Beijing accused Donald Trump of making “untrue remarks” over Hong Kong and Chinese trade commitments on Wednesday, hitting back after the US president ramped up pressure on China at the United Nations.
Beijing is facing international criticism on a number of fronts, as months of pro-democracy unrest in the semi-autonomous city of Hong Kong come alongside economic tensions with the US and international scrutiny of its policy towards Muslim minorities in Xinjiang.
Foreign ministry spokesman Geng Shuang slammed “the untrue remarks mentioned by the US side in his speech” after Trump criticised the fellow Security Council member in a strident speech Tuesday saying it must “protect Hong Kong’s freedom and legal system and democratic ways of life”.

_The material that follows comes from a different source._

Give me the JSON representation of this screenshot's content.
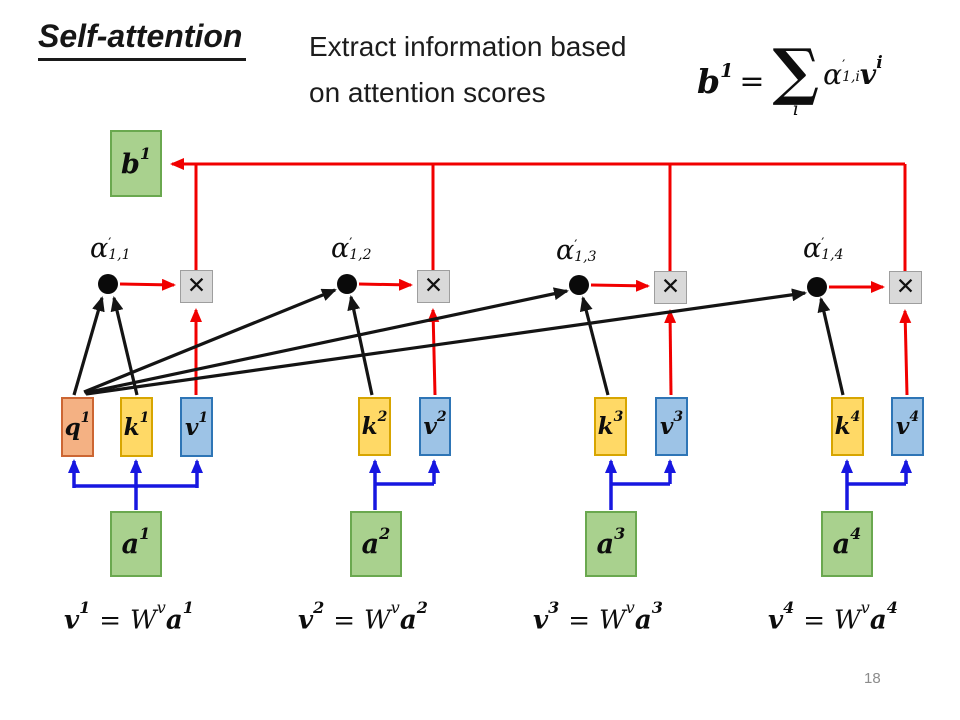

The US president also declared that the time of Beijing’s “abuses” of the system was “over”.
But Geng said the “US should meet China at halfway” and called for the two countries to “handle and control their differences on the basis of mutual respect.”
Geng also criticised a US State Department event to highlight the plight of ethnic Uighurs in China’s northwestern Xinjiang region, where human rights organisations say a million or more mainly Muslim minorities are being interned.
“I want to emphasize here that the issue of Xinjiang is not a religious or a human rights issue, but an anti-secession and anti-terrorism issue,” he said.
“Xinjiang continues to maintain prosperity and stability, national unity and social harmony… All malicious slander and smearing from the US and other countries are in vain.”
The conference was held on the sidelines of the UN General Assembly to garner support “to demand and compel an immediate end to China’s horrific campaign of repression,” John Sullivan, the US’s second-highest diplomat, said.
The demonstrations in Hong Kong have triggered the Asian financial hub’s biggest political crisis since its handover from Britain to China in 1997.
Until Tuesday, Trump had largely left it to the State Department to demand respect for the handover agreement with the UK, which handed Hong Kong back to China in 1997.